Steve Larkin, Director of Development Finance here at LendInvest, recently contributed to an industry article by Show House Magazine, examining the recent growth of alternative finance options for SMEs.
The article, which features the viewpoints of a number of lenders, looks at the gap companies like LendInvest are filling in the market by satisfying customer need for fast finance delivered alongside personal service.
Having spent 26 years with RBS before joining LendInvest two years ago, Steve explains how the inability of the banks to fund SMEs was a problem:
“After the downturn, a lot of high street lenders looked at their real estate books and realised they had to cut costs, because they weren’t making much money. The SME developer needs a bit more hand-holding and therefore wasn’t cost efficient for banks like RBS and Santander and HBOS. Internally, when you are doing a £1m deal for an SME developer, you would have to go through 10-15 people to get that approved and then someone to manage it. When the cost of capital was so low, it wasn’t cost efficient for them to do that and, at that point, high street banks almost stepped away from that market. So, what you found from 2011 to 2014 was that SMEs couldn’t get any finance, because there weren’t people offering that.”
Steve goes onto explain that it was this gap in the market that led LendInvest to be spun-out of Montello in 2013.
“These SME builders know what they are doing, have track records but still can’t access the high street banks and, to be honest, don’t want to. A lot of them had really bad experiences with banks, so are looking for an alternative lender who does it a slightly different way.”
It’s the strength of personal relationships between lenders and their borrowers that Steve cites as being so important. It’s this partnership for mutual benefit that really matters in the process:
“If a developer trusts you, then it is a much more open conversation about potential delays or costs going up, whereas if they don’t feel they’ve got that and are speaking to six people, they are more likely to not bother saying anything, because they don’t know what the ramifications are. As long as the dialogue remains open and we can trust each other, we can work through anything.
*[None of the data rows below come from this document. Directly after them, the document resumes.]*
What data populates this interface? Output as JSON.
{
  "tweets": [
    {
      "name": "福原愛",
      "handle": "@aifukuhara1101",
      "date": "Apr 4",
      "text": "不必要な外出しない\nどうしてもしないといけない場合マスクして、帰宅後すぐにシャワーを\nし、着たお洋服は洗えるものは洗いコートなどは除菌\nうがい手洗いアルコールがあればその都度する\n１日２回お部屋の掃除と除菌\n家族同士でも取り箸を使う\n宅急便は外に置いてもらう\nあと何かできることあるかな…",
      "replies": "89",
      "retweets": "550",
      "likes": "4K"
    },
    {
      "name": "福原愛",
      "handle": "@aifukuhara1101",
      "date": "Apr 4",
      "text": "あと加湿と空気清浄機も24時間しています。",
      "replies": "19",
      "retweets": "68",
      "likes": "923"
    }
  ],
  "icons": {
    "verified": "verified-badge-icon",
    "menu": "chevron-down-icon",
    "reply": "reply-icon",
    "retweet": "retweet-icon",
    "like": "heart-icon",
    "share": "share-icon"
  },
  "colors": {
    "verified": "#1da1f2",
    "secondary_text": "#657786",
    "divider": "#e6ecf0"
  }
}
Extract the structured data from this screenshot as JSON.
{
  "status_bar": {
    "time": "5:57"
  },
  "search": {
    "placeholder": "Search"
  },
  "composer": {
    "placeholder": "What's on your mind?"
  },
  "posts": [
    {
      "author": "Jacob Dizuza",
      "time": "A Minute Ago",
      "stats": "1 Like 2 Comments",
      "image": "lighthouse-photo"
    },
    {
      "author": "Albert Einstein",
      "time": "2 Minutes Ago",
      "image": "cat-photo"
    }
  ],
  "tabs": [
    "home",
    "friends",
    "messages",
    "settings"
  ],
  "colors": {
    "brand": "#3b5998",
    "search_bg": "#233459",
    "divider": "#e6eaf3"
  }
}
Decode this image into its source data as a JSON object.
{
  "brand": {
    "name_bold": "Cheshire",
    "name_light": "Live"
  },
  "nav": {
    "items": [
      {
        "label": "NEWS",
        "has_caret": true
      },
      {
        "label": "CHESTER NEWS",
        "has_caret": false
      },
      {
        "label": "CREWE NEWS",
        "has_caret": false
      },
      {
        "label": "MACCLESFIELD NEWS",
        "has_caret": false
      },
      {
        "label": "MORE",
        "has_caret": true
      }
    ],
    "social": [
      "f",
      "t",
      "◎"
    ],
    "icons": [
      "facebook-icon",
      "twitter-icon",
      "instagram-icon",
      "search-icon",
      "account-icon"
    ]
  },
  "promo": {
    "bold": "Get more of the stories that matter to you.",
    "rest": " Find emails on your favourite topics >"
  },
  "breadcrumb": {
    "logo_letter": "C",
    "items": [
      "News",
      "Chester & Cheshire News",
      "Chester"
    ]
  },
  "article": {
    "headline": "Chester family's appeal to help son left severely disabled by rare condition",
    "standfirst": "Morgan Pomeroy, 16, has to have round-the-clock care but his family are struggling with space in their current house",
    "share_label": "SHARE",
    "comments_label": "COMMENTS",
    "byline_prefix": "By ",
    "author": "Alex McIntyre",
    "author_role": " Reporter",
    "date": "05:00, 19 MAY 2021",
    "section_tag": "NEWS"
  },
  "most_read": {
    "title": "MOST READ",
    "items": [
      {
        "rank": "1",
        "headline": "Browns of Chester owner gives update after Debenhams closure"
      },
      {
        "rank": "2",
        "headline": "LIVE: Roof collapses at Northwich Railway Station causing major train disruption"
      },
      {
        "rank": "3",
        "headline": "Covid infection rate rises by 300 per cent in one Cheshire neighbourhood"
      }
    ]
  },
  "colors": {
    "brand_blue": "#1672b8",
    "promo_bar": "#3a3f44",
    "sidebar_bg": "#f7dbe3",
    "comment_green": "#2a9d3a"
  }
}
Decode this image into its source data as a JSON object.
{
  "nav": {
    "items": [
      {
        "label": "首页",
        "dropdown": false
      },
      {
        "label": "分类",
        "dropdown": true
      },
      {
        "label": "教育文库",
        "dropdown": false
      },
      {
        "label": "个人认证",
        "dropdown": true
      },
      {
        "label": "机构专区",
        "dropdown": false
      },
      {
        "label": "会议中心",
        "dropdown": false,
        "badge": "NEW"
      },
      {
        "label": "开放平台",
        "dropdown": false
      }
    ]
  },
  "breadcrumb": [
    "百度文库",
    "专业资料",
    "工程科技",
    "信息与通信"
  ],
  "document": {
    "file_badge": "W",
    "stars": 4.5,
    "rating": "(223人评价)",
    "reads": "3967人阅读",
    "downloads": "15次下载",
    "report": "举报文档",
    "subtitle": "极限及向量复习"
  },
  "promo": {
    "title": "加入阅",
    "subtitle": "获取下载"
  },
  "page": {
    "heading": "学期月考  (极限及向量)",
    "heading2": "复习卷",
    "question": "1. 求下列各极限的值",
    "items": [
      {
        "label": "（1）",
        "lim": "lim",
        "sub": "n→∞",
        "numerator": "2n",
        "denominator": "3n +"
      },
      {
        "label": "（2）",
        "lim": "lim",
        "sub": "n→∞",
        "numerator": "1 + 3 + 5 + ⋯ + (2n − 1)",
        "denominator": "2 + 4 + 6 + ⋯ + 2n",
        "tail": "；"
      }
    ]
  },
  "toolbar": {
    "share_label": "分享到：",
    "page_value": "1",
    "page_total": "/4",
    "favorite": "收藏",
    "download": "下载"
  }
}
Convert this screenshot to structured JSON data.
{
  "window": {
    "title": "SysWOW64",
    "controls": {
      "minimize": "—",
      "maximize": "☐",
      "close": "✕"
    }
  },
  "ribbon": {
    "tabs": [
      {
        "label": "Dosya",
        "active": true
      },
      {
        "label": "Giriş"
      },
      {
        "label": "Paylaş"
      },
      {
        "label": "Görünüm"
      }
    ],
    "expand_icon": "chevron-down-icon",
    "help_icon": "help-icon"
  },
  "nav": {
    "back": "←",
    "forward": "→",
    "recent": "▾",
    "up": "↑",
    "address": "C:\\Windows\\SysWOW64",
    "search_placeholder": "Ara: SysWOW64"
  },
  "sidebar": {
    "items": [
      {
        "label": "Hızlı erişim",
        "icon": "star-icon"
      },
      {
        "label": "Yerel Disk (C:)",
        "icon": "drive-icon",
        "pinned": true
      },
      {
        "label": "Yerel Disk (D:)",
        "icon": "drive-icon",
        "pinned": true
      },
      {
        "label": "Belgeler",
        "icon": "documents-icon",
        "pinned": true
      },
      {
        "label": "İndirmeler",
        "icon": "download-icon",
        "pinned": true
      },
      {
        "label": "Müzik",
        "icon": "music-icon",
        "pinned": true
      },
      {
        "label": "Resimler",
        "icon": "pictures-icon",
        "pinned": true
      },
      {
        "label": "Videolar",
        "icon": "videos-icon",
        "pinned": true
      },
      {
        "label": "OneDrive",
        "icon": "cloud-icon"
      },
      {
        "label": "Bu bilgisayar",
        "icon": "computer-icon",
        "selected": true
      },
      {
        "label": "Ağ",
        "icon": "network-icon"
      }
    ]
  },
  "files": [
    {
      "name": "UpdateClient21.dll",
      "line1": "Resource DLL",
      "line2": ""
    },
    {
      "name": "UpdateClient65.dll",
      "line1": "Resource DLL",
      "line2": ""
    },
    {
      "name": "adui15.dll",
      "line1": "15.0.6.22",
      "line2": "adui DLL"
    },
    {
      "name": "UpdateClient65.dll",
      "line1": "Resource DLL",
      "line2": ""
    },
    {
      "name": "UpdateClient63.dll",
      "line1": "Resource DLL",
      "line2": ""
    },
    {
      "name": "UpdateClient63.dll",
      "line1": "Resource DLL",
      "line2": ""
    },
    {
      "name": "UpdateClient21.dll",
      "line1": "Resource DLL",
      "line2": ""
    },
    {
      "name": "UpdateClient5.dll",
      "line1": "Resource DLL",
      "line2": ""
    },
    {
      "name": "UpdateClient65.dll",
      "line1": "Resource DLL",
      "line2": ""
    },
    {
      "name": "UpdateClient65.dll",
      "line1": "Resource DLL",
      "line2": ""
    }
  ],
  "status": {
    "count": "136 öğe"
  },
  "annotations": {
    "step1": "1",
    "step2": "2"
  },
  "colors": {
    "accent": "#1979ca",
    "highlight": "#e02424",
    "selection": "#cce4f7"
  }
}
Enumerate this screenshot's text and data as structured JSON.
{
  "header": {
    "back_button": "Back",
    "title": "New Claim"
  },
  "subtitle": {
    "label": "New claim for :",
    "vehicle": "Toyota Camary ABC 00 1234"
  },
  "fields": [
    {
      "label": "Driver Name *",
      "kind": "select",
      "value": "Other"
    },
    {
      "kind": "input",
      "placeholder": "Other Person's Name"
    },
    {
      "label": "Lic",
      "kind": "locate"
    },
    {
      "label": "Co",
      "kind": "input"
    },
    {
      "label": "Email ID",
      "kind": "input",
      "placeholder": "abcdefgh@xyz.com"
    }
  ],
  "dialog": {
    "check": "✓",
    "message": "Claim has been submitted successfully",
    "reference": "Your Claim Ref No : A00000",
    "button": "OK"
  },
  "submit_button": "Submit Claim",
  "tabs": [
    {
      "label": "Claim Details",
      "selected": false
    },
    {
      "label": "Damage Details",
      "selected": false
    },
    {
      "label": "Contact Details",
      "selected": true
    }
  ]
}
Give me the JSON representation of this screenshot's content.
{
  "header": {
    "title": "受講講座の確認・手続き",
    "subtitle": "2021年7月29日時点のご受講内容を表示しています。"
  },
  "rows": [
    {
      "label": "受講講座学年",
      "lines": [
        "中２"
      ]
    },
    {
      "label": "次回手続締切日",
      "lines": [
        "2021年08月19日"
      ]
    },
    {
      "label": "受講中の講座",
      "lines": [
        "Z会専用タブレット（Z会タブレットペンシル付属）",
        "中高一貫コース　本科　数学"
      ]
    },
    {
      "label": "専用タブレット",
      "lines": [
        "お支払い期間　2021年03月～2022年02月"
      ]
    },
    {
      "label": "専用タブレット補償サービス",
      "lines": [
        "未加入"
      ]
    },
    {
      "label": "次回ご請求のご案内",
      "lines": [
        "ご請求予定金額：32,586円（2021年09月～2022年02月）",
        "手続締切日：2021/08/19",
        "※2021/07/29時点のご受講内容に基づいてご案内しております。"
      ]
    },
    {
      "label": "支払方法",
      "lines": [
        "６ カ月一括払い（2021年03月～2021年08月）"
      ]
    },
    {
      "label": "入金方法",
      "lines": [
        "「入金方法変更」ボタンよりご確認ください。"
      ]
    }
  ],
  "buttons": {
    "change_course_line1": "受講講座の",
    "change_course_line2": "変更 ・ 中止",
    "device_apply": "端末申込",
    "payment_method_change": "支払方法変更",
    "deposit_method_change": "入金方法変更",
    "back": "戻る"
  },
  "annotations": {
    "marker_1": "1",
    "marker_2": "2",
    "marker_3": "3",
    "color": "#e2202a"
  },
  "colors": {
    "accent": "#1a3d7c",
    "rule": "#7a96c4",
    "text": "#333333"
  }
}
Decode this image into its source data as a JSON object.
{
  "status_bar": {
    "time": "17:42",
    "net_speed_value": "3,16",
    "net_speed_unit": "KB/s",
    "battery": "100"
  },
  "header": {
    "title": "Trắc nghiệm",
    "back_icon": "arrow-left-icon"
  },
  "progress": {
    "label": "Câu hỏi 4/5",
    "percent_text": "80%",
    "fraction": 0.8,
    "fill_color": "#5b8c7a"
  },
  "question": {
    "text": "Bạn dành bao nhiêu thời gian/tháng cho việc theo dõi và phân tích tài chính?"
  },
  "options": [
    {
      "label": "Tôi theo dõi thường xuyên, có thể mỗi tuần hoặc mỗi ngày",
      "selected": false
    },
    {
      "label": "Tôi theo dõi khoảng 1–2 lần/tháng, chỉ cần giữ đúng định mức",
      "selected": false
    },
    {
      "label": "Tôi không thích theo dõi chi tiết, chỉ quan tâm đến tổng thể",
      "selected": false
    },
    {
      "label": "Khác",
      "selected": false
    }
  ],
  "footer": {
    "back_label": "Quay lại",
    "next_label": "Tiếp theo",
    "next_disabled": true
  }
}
It is not bank versus developer, it is a partnership, because obviously we want to see that developer grow in term of their projects. Clearly, we are looking after our own investment, so look at it very much as a two-way street.”
To encourage more SME developers, LendInvest set up a Property Development Academy last year. Free, one-day courses held in London, Bristol, Birmingham, Manchester and Edinburgh cater for 25 candidates, ranging from the ‘just interested’ to those who have been in the market for 25 years. Professional speakers include lawyers, architects, planners and surveyors. Some 200 people have been through it so far, with eight more events lined up next year.
“We found a gap in the market where people couldn’t get finance because they didn’t have the experience. We are trying to assist prospective developers with their journey in terms of giving them guidance and, more importantly, providing them with a network of people they can ask questions of. We see there are gaps in experience and if we can provide help on their journey, then all well and good.”
LendInvest’s Christian Faes has spoken out strongly, including at the recent Conservative Party conference, calling on the government to recognise the importance of alternative lenders and do more to tackle obstacles preventing small developers building. Speaking of the government’s £3bn housebuilding fund created almost a year ago and managed by the Homes & Communities Agency. Steve adds:
“I don’t think anyone knows how much of that has been released out to small SME developers. There is lots of talk about it but the people we speak to don’t seem to be able to access that.”